Multiple mechanisms have been associated with the immune modulating properties of the different treatments, currently employed in clinical management of MS. Particularly, Fingolimod immune modulation has been associated with the block of lymphocytes in secondary lymphoid organs, thus hampering their ability to recognize and damage autologous molecular targets in peripheral tissues (Wingerchuk et al., Mayo Clin. Proc., 2014; De Kleijn et al., Int. J. Mol. Sci., 2020). This mechanism is conceivable with the possibility that this drug might be unable to activate the intracellular pathways usually involved in antigen recognition, as represented by SOD-1 induction (Wingerchuk et al., Mayo Clin. Proc., 2014; De Kleijn et al., Int. J. Mol. Sci., 2020). This condition has been proposed to underlie the lack of SOD-1 increase by us observed in MS subjects undergoing effective Fingolimod treatment. As requested, the discussion has been modified to more clearly discuss such issue.

 

  • Do the authors have any thoughts on why some MS patients might have T cells with intracellular SOD1 levels that are similar to controls while others have much higher levels? What other factors might be contributing to this?
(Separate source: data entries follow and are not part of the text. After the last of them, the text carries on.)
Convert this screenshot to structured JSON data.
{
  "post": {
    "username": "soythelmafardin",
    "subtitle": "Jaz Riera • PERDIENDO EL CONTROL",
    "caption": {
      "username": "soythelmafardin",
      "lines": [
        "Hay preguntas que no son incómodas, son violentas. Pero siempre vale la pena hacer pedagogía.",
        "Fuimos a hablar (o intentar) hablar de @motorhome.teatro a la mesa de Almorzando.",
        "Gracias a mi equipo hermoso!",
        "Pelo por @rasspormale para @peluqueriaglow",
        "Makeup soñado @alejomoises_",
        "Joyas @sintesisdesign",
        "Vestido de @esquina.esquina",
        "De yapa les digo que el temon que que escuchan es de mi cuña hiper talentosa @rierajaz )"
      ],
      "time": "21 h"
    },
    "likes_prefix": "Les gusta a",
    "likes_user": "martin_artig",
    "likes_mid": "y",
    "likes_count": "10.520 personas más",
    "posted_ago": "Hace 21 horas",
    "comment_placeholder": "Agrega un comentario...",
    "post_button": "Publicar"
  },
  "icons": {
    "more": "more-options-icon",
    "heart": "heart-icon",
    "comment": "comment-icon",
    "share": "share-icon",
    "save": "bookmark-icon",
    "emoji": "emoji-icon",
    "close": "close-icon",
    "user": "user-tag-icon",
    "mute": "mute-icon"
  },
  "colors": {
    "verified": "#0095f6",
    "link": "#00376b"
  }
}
The immune tolerance is a complex phenomenon involving redundant molecular network, as well as multiple oxidative pathways. These conditions might underlie different immune modulating responses. Accordingly, the intracellular SOD-1 amount in immune effectors as well as the SOD-1 dependent oxidative pathways might consistently differ in single MS-RR subjects undergoing immune-modulating therapy. As requested, the revised discussion addresses such intriguing issue.

 

  • The manuscript should be carefully checked for correct use for English. Incorrect word choice, gramma and sentence structure are noted throughout.

As requested, the manuscript has been modified by a native English revisor.

Round 2

Reviewer 1 Report

I thank the authors for their response

Reviewer 2 Report

Thank you for making the suggested changes.